Check this out, the wiki has some guidelines for including more channels at the bottom: https://github.com/matterport/Mask_RCNN/wiki

# Inputs, changed from original mrcnn to allow variable channels besides 3
        input_image = KL.Input(
            shape=[None, None, config.CHANNELS_NUM], name="input_image")

rbavery on 22 Jul 2018

👍5 ❤1

Thanks for the hint,
I tried doing it following the wiki and what you mentioned but I still have some troubles loading my pretrained model.
After excluding the layer 'input_image' it complains about the second layer:

ValueError: Layer #2 (named "conv1"), weight <tf.Variable 'conv1_3/kernel:0' shape=(7, 7, 4, 64) dtype=float32_ref> has shape (7, 7, 4, 64), but the saved weight has shape (64, 3, 7, 7).

mehditlili on 6 Aug 2018

It looks like you are trying to use pretrained weights from Imagenet or Coco, which are 3 channel datasets. Should have specified in my earlier comment, but you can't use pretrained weights if your input data has a different number of channels that the pretrain dataset. At least, not without changing more of the underlying mrcnn code. These code changes will only allow you to train from scratch on your data.

Since most large image datasets are RGB and most satellite remote sensing datasets have RGB plus Near-Infrared, it'd be fantastic to be able to start from 3 channel pretrain weights with inputs of more than 3 channels. If anybody has suggestions on how to do this please comment! I'm pretty new to CNNs so advice is much appreciated.

rbavery on 6 Aug 2018

I deleted the second channel, conv1 instead of the first channel and it seems to be training fine, was just a fast try, not sure if only the second layer was removed or all layers called conv1

mehditlili on 6 Aug 2018

Hi mehditlili
According to the network architecture, 'conv1' refers to the convolution layer 1 in particular. 'input_image' is just the input tensor while 'conv1' is actually the first Conv layer.
If you load the pre-trained weights like following codes, it works.
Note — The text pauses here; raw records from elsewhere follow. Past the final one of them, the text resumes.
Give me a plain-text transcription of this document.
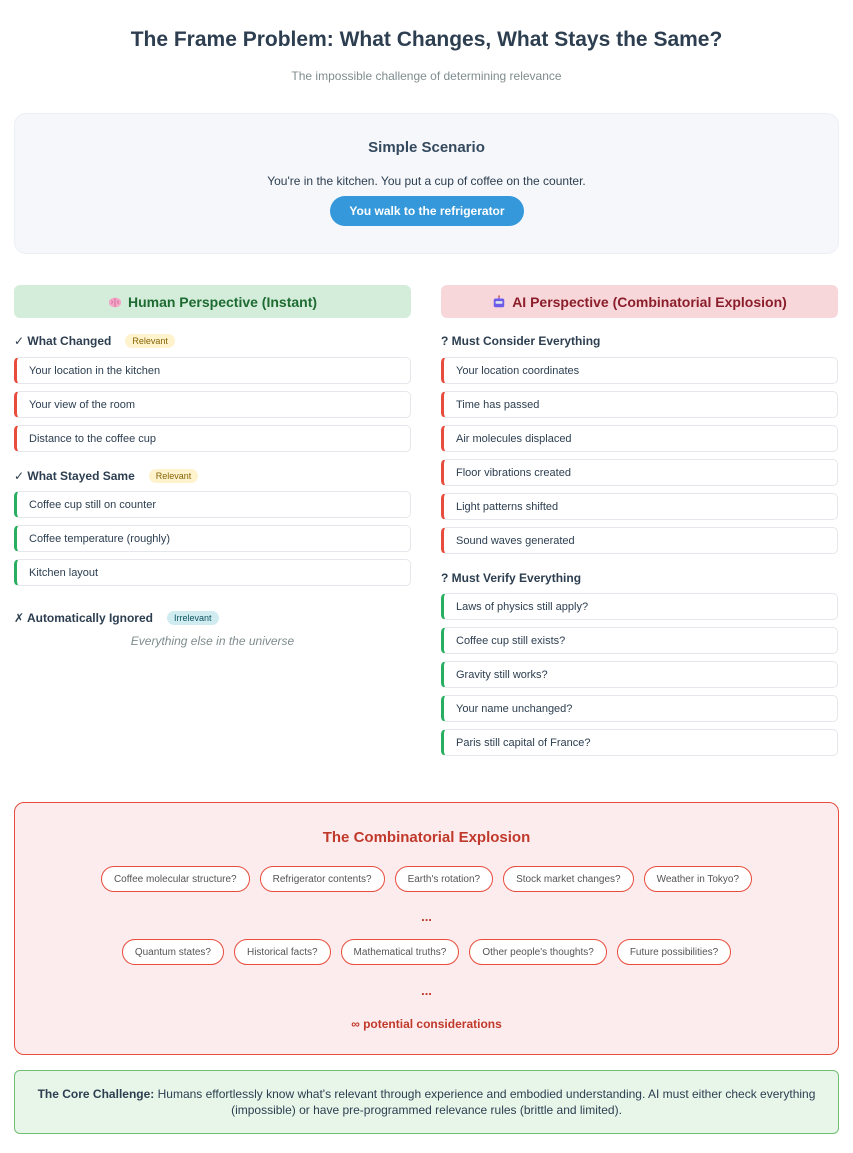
The Frame Problem: What Changes, What Stays the Same?
The impossible challenge of determining relevance
Simple Scenario
You're in the kitchen. You put a cup of coffee on the counter.
You walk to the refrigerator
Human Perspective (Instant)
✓ What Changed	Relevant
Your location in the kitchen
Your view of the room
Distance to the coffee cup
✓ What Stayed Same	Relevant
Coffee cup still on counter
Coffee temperature (roughly)
Kitchen layout
✗ Automatically Ignored	Irrelevant
Everything else in the universe
AI Perspective (Combinatorial Explosion)
? Must Consider Everything
Your location coordinates
Time has passed
Air molecules displaced
Floor vibrations created
Light patterns shifted
Sound waves generated
? Must Verify Everything
Laws of physics still apply?
Coffee cup still exists?
Gravity still works?
Your name unchanged?
Paris still capital of France?
The Combinatorial Explosion
Coffee molecular structure?	Refrigerator contents?	Earth's rotation?	Stock market changes?	Weather in Tokyo?
...
Quantum states?	Historical facts?	Mathematical truths?	Other people's thoughts?	Future possibilities?
...
∞ potential considerations

The Core Challenge: Humans effortlessly know what's relevant through experience and embodied understanding. AI must either check everything (impossible) or have pre-programmed relevance rules (brittle and limited).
model.load_weights(COCO_MODEL_PATH, by_name=True,
                   exclude=["conv1","mrcnn_class_logits", "mrcnn_bbox_fc", 
                                  "mrcnn_bbox", "mrcnn_mask"])

jytime on 7 Aug 2018

I second doing both:

In model.py , in the def build function:

        input_image = KL.Input(
            shape=[None, None, config.IMAGE_SHAPE[2]], name="input_image")

Then before training from a coco dataset:

model.load_weights(weights_path, by_name=True, exclude=[
                "mrcnn_class_logits", "mrcnn_bbox_fc",
                "mrcnn_bbox", "mrcnn_mask", "conv1"])

moorage on 17 Sep 2018

👍1

I also issued a related PR https://github.com/matterport/Mask_RCNN/pull/940

moorage on 18 Sep 2018

If you train a subset of layers, remember to include conv1 since it's initialized to random weights. This is relevant if you pass layers="head" or layers="4+", ...etc. when you call train().

@moorage

May I ask you how to include Conv1 please? I am trying to use the grayscale image 2448x2048

lunasdejavu on 13 Nov 2018

@lunasdejavu I just did layers='all' , see https://github.com/moorage/Mask_RCNN/blob/master/samples/greppy/greppy.py#L365-L368

moorage on 14 Nov 2018

👍1

@moorage thanks because I wrote the code from sample/train_shapes.py
it trains 'heads' first then 'all'.
But I am not sure what is the difference between training layers separately and training all for once?

lunasdejavu on 15 Nov 2018

May I ask you how to include Conv1 please? I am trying to use the grayscale image 2448x2048

@moorage thanks because I wrote the code from sample/train_shapes.py
it trains 'heads' first then 'all'.
But I am not sure what is the difference between training layers separately and training all for once?

I also have these two questions. Can anyone help?